In Colby Bird’s work, the photographic image, here a fruit bowl in a Buddhist temple, becomes a cipher more than a subject. The ornate construction of the frame, the forced-mirroring of the viewer, the object-ness of the photo itself–all of these act in unison to encourage a holistic reading of the works on display. The dark prints topped with glass, combined with the gallery’s overhead lighting, create a mirroring effect, serving to put the viewer “on stage” both inside and outside of the work. Built-in to the reverse side of the work is a tableau of imagined daily activities of the Platonic ideal of “the artist”: casual painting, leisurely reading, and reflective writing.

 

Anne-Lise Coste’s paintings have the immediacy of graffiti and allow her to express subjective moods mixed with political criticism. Her dada-influenced language and intensely lyrical images exude irony, rebellion and emotion. She creates seemingly straightforward compositions that actually offer us a catalogue of contemporary anxieties. Her Bones paintings act as a kind of Rorschach as she cites “these bones that in 2001 Space Odyssey are shown to be the tool of the creator or destroyer. These bones that float in Georgia O’Keefe paintings.
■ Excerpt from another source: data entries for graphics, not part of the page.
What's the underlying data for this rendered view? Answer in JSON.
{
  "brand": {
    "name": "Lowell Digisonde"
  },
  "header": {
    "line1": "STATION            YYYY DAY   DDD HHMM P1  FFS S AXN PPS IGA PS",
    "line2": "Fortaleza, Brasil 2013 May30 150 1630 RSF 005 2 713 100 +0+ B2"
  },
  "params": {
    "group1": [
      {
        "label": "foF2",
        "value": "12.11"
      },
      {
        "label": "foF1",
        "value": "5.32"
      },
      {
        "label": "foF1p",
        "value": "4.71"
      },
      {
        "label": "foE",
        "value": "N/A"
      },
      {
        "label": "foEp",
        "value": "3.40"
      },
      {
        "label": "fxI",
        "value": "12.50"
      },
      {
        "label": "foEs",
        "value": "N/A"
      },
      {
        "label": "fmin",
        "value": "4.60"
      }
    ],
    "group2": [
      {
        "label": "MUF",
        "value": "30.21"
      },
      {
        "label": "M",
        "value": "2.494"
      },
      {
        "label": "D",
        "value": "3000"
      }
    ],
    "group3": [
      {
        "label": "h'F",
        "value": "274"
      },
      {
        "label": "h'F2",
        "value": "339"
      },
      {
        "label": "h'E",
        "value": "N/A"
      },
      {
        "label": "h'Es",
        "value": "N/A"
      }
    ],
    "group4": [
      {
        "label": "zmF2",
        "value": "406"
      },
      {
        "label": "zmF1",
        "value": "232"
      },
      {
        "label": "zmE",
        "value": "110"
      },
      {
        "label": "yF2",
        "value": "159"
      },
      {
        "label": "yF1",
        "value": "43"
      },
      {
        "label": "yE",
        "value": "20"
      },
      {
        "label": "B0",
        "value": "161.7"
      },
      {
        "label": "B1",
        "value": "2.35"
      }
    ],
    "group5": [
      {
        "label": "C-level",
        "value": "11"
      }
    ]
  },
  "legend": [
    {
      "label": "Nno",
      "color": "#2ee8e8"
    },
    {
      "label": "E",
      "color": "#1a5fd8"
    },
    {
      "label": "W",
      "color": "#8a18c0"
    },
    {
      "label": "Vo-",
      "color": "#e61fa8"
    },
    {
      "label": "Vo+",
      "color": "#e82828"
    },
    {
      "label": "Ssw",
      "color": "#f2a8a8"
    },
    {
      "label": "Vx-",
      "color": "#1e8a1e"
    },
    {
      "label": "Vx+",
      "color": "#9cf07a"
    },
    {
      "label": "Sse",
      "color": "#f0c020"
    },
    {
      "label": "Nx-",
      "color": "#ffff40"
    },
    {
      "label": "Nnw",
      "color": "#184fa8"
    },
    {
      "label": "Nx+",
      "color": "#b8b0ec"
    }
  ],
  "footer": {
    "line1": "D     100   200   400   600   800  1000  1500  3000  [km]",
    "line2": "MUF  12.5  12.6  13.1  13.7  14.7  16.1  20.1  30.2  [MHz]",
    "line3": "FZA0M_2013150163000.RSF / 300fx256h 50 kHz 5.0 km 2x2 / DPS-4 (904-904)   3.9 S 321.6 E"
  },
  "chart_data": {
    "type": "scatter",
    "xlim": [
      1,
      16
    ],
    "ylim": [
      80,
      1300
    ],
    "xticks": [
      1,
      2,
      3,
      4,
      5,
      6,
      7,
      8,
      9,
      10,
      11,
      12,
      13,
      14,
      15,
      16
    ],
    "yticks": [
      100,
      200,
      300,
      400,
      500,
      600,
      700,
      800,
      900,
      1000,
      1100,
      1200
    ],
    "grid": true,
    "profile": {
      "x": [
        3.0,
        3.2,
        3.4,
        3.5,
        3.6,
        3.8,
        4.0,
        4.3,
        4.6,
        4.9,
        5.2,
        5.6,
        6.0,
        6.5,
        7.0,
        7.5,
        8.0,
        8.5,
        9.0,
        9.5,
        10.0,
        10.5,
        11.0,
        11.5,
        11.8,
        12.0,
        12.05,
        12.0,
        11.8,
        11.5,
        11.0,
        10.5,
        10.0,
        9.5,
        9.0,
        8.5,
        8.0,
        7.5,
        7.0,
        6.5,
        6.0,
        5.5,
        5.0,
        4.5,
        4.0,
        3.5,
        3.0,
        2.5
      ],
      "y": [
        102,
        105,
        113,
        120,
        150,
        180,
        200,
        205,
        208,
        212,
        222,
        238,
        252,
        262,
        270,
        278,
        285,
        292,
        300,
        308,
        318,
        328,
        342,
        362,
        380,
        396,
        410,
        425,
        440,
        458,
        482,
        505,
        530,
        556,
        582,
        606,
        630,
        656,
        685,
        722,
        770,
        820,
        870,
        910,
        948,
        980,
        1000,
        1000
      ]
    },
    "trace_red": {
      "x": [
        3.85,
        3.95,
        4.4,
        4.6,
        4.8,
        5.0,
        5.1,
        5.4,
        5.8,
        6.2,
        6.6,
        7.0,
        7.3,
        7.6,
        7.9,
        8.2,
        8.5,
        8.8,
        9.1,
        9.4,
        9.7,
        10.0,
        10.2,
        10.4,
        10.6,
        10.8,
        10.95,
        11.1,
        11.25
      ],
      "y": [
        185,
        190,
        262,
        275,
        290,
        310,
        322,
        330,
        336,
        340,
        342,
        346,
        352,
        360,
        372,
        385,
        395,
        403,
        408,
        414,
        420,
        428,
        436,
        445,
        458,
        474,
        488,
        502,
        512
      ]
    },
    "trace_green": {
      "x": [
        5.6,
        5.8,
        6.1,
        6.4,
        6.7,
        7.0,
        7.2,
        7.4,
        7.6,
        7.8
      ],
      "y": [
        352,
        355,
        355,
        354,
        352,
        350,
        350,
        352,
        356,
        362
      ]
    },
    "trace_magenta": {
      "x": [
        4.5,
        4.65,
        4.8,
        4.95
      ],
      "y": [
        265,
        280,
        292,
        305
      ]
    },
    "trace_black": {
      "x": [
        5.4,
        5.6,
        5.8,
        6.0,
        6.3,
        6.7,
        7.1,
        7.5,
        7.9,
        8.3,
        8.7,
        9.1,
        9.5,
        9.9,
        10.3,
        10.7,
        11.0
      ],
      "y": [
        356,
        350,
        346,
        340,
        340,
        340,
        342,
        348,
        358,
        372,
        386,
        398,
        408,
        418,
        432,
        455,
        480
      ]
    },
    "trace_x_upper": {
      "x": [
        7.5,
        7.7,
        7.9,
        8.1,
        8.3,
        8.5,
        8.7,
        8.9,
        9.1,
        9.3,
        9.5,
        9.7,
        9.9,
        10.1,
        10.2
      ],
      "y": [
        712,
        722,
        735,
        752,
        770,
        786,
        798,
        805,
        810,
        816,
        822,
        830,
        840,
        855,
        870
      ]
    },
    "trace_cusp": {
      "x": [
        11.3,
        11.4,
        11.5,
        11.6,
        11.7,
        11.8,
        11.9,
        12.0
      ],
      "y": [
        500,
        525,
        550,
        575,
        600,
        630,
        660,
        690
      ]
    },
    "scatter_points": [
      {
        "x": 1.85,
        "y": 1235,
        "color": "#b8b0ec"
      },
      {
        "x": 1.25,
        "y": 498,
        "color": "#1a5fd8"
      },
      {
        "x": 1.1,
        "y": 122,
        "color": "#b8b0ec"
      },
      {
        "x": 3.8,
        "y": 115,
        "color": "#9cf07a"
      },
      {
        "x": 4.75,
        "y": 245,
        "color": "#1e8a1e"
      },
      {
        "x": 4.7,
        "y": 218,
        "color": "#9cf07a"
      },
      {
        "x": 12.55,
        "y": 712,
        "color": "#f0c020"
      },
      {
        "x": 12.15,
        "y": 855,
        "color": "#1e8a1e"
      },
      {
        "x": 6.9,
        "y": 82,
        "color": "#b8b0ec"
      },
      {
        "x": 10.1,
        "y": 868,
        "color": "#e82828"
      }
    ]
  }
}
These bones seem to cut sharply to the center of something that is keenly alive in the desert even though it is vast and empty and untouchable... And knows no kindness with all its beauty.”

 

Brie Ruais’ ceramic sculptures embody a transition from action to outcome and they begin with a list of limitations. These controls, determine the weight of the material, the action, the time, and the basic shape of her works. She begins with her body weight in clay and then confronts it in a highly physical process that involves kneeling, kicking, spreading, scraping, and skimming. The body operates as a conduit for receiving and communicating messages that escape the limitations of our material and social reality. As a result, clay and body collapse as subject and material merge. Clay has the ability to address conceptions of the internal body and the body of the earth; it is in this space that her work reflects on the history of shared repression and exploitation of the environment. Ruais’ Craters simultaneously look inward towards primordial movement, outward towards the land, and center on the undeniability of traumatized bodies.

 

Joseph Hart’s oversized drawings reflect his physical size and nudge the gestures toward the figurative. The door-like ratio of these lyrical compositions is determined by the artist’s wingspan. His deft line marks reach from top-to-bottom, and left-to-right depending on the positioning of the paper. Drawing is crucially important within the ecosystem of Hart’s studio practice. With the humble materials of graphite and paper, he is able to ignore the pressures of painting, play with line and boundaries, tempo, and be more impulsive and reactionary, which he remarks as a “gratifying way of moving and thinking”.

 

Rachel Foullon’s Threshold revolves around the form of a braid. Constructed from dozens of strands of hand-dyed cotton drawcord pulled across a stained cedar frame, Foullon expands on the timeless personal hair sculpture to yield haptic associations. For the artist, the braid is a systematized style of control, a handle, a tail, a vulnerability and a permission. Trunk, alludes to the body’s natural system of replenishment and renewal. Hand-dyed rope resembling the vena cava and aorta weave through pleated linen and cedar as if to supply the work with its own rationale, enabling its continued existence.